The New York Public Library's digital collections, one of the largest publicly accessible municipal repositories in the country, contains more than 900,000 digitized items as of its most recently published figures. The Brooklyn Public Library's digital archive program, based at its Grand Army Plaza headquarters in Prospect Heights, has separately catalogued thousands of historical photograph collections since launching an accelerated digitization effort in 2022. Both institutions have publicly acknowledged the challenge of deduplication as collections merge and donors submit overlapping material.
At the city planning level, the Department of City Planning maintains aerial photography and survey image sets going back decades — layers that get re-ingested each time a new contract is awarded. Its offices at 120 Broadway in the Financial District have been a focal point of the current audit process. Each new aerial survey cycle produces raw files that, before any quality control, frequently duplicate segments captured in prior runs. A 2024 procurement filing related to a cloud services contract referenced image data management as a line-item cost driver, though it did not break out deduplication costs separately.
Why It's Getting Worse Before It Gets Better
The FIFA World Cup arriving in the New York-New Jersey metro area this summer has added an unexpected wrinkle. The city's tourism and events apparatus — including NYC Tourism + Conventions, headquartered at 810 Seventh Avenue in Midtown — has been generating promotional image content at an accelerated pace since late 2025. Marketing campaigns, venue documentation, and press kits produced across multiple contractors have created exactly the kind of multi-origin duplication that archivists flag as the hardest to resolve algorithmically, because the files are not byte-for-byte identical but are perceptually identical — same shot, slightly different compression or color correction.
Perceptual hashing tools, which compare images based on visual fingerprints rather than file checksums, can catch that category of duplicate. The catch is cost: deploying those tools at scale requires either significant staff time or a software licensing investment that smaller agencies struggle to justify in a single budget cycle.
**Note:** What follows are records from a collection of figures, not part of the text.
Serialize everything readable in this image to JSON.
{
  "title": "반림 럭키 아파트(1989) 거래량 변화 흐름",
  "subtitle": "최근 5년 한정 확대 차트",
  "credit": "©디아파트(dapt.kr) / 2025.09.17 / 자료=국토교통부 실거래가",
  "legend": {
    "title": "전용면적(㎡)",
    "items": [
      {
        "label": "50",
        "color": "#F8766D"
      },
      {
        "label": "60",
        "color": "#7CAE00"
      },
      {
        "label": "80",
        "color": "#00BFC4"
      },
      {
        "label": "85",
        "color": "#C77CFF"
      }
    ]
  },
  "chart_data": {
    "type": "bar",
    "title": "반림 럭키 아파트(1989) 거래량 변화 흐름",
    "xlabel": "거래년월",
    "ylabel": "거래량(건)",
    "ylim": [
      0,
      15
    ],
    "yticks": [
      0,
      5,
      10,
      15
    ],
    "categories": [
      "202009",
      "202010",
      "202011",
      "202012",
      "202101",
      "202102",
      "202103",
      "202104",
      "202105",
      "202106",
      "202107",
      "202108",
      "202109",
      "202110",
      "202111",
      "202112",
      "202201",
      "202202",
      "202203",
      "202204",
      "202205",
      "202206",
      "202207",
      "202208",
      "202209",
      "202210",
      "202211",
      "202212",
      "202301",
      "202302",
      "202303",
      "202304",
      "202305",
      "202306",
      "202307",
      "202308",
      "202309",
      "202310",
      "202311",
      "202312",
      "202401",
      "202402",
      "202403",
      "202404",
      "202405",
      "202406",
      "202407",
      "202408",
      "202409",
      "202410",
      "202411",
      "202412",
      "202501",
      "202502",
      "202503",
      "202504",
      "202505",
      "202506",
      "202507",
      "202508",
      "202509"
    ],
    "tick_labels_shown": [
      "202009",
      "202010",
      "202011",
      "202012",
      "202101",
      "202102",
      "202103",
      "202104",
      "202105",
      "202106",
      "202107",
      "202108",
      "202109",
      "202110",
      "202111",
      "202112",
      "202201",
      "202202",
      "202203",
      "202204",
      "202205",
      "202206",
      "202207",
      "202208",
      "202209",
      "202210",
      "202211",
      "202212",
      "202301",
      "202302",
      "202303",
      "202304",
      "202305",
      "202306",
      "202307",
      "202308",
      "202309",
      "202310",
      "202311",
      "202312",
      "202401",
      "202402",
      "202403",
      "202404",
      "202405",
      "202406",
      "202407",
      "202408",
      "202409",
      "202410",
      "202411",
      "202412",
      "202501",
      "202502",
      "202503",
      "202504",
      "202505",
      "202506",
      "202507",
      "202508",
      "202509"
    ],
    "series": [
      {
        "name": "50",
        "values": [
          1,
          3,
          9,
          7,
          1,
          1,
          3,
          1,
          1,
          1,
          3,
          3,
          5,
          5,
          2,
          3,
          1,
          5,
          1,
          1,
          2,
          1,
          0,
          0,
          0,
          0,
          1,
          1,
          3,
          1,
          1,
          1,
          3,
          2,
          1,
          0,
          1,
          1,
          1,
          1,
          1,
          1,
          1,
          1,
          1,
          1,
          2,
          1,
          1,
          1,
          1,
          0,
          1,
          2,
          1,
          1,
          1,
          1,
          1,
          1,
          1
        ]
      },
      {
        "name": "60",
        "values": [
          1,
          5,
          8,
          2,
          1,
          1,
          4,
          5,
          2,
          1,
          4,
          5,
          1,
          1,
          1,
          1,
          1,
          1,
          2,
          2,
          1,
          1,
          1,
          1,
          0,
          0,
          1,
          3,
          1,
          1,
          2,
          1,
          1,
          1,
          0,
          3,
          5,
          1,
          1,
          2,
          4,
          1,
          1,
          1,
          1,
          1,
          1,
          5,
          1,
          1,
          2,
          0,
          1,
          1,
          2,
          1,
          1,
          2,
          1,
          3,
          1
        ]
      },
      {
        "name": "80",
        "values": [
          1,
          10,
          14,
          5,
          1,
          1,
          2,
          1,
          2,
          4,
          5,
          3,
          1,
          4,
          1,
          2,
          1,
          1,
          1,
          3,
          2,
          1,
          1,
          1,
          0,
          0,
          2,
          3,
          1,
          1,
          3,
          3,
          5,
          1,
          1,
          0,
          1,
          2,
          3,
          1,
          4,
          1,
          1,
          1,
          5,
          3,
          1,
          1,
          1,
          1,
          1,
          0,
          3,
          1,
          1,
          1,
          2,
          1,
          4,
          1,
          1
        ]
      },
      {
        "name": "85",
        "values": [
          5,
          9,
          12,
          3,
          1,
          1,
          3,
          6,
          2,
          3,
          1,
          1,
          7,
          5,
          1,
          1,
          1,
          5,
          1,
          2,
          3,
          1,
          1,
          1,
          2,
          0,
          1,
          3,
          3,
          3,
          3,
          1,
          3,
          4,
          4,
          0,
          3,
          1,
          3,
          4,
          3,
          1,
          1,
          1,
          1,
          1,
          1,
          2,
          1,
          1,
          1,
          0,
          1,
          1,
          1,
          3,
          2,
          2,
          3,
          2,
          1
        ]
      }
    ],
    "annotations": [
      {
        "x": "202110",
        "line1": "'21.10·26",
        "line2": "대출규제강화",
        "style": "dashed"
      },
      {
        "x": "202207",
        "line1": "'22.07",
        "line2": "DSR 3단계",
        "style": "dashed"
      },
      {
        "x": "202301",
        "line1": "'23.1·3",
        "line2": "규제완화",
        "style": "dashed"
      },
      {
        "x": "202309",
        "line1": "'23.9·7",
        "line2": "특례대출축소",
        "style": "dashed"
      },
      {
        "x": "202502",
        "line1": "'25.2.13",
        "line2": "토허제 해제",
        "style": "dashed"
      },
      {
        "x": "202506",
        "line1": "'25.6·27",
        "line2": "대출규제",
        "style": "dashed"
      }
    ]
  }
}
The city's fiscal year 2026 technology budget, passed in June, allocated funds to OTI's enterprise data management program but did not itemize a dedicated deduplication line.
The practical upshot for anyone navigating city records: if you submit a Freedom of Information Law request that touches image files — surveillance footage, inspection photos, planning documents — build extra time into your timeline. Agencies responding to FOIL requests on image-heavy matters have increasingly cited data review and file organization as factors in delayed responses. The city's standard FOIL response window is five business days for an acknowledgment, but substantive responses on large file requests routinely run weeks longer. Filing early, being specific about date ranges and file types, and following up through the city's online FOIL portal at records.nyc.gov are the most reliable ways to move the process forward.